I've replicated this successfully several times, my exact setup is as follows: AGH -> coredns_omada (omada clients IPs) -> docker 127.0.0.11 (docker containers IPs) -> AGH
But it should be easily reproducible on similar setup: AGH -> router -> AGH
Then simply do nslookup <nonexistent private IP> <IP of AGH> to create loop and flood of:
2024/01/31 21:40:02.567621 [error] dnsproxy: upstream 127.0.0.1:5053 failed to exchange ;22.0.20.172.in-addr.arpa. IN PTR in 2.004519601s: exchanging with 127.0.0.1:5053 over udp: read udp 127.0.0.1:45093->127.0.0.1:5053: i/o timeout
When client IP is resolvable, there is no problem, both internal network as well as docker containers client IPs are successfully resolved.
Adding *20.172.in-addr.arpa to disallowed domains resolves this loop problem of course.
Proposed solution
Not really sure how to tackle this, open to ideas. Of course the very ideal scenario would be that the Private DNS resolver uses different upstream than AGH, but thats sometimes not possible, e.g. when you set AGH as upstream in some routers, because you want your whole network using AGH.
There is already a best-effort protection against the case where AGH is sending PTRs to itself directly. But the thing is, there will always be ways of building a network configuration resulting in a recursion. I don't really see any solution that doesn't increase the complexity of code and/or configuration for users, but if anyone has any ideas, feel free to share.
@ainar-g Would it make sense in this fashion ?

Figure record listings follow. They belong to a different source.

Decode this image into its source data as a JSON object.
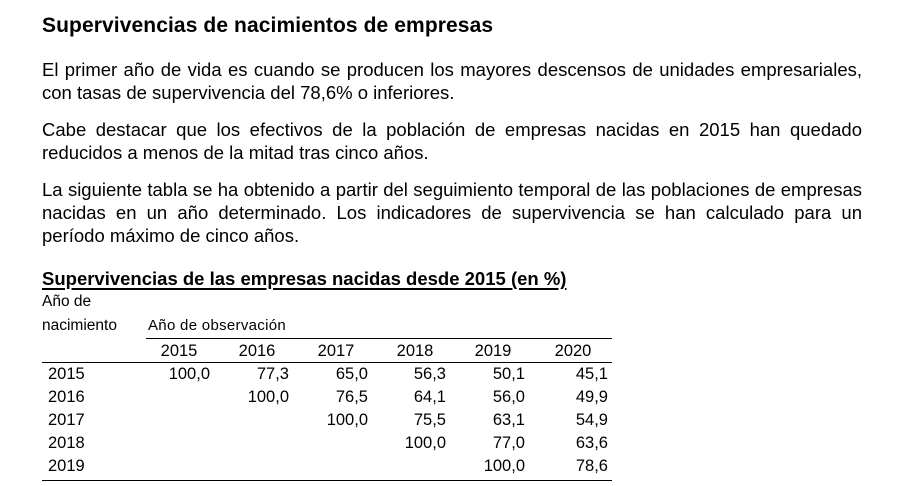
{
  "heading": "Supervivencias de nacimientos de empresas",
  "paragraphs": [
    "El primer año de vida es cuando se producen los mayores descensos de unidades empresariales, con tasas de supervivencia del 78,6% o inferiores.",
    "Cabe destacar que los efectivos de la población de empresas nacidas en 2015 han quedado reducidos a menos de la mitad tras cinco años.",
    "La siguiente tabla se ha obtenido a partir del seguimiento temporal de las poblaciones de empresas nacidas en un año determinado. Los indicadores de supervivencia se han calculado para un período máximo de cinco años."
  ],
  "table": {
    "title": "Supervivencias de las empresas nacidas desde 2015 (en %)",
    "row_header_line1": "Año de",
    "row_header_line2": "nacimiento",
    "column_group_label": "Año de observación",
    "columns": [
      "2015",
      "2016",
      "2017",
      "2018",
      "2019",
      "2020"
    ],
    "rows": [
      {
        "year": "2015",
        "values": [
          "100,0",
          "77,3",
          "65,0",
          "56,3",
          "50,1",
          "45,1"
        ]
      },
      {
        "year": "2016",
        "values": [
          "",
          "100,0",
          "76,5",
          "64,1",
          "56,0",
          "49,9"
        ]
      },
      {
        "year": "2017",
        "values": [
          "",
          "",
          "100,0",
          "75,5",
          "63,1",
          "54,9"
        ]
      },
      {
        "year": "2018",
        "values": [
          "",
          "",
          "",
          "100,0",
          "77,0",
          "63,6"
        ]
      },
      {
        "year": "2019",
        "values": [
          "",
          "",
          "",
          "",
          "100,0",
          "78,6"
        ]
      }
    ]
  }
}
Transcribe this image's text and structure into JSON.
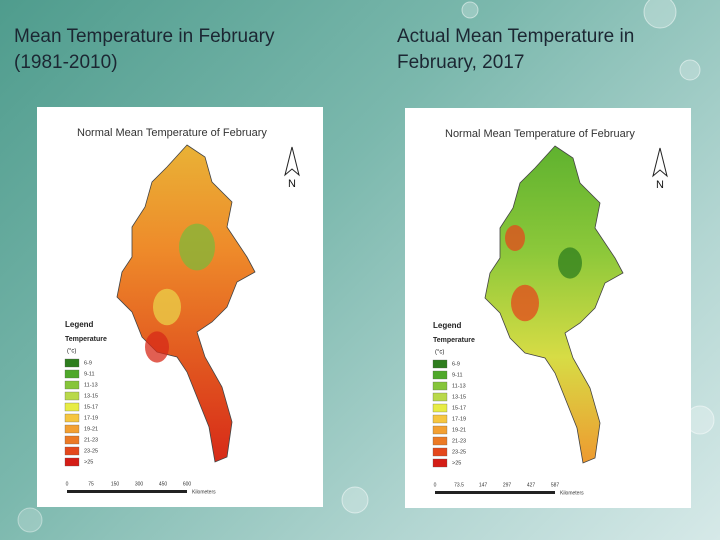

When AGH sends a requests for example 1.1.20.172.in-addr.arpa, until it is resolved (or not resolved), it also disallows further requests towards itself (disallowed domains feature) temporarily ? This would prevent this situation I guess, so in case it is not found on the chain of private reverse dns servers, the last in chain would not be allowed to request AGH again to resolve it. So basically something like disallowing outstanding private reverse dns PRT queries
An interesting proposal, but there are a few issues. Dropping queries like that could make AGH unusable in cases where devices in a network send the same PTR requests actively, for example when the TTL, which is common for all records, expires in the devices. That would also require some sort of global locking for preventing data races, and we strive to avoid those unless completely necessary. Also, ideally that blocking would need to be per-upstream, since some of them may lead back to AGH but not others, further complicating things. And testing this would be a nightmare, heh.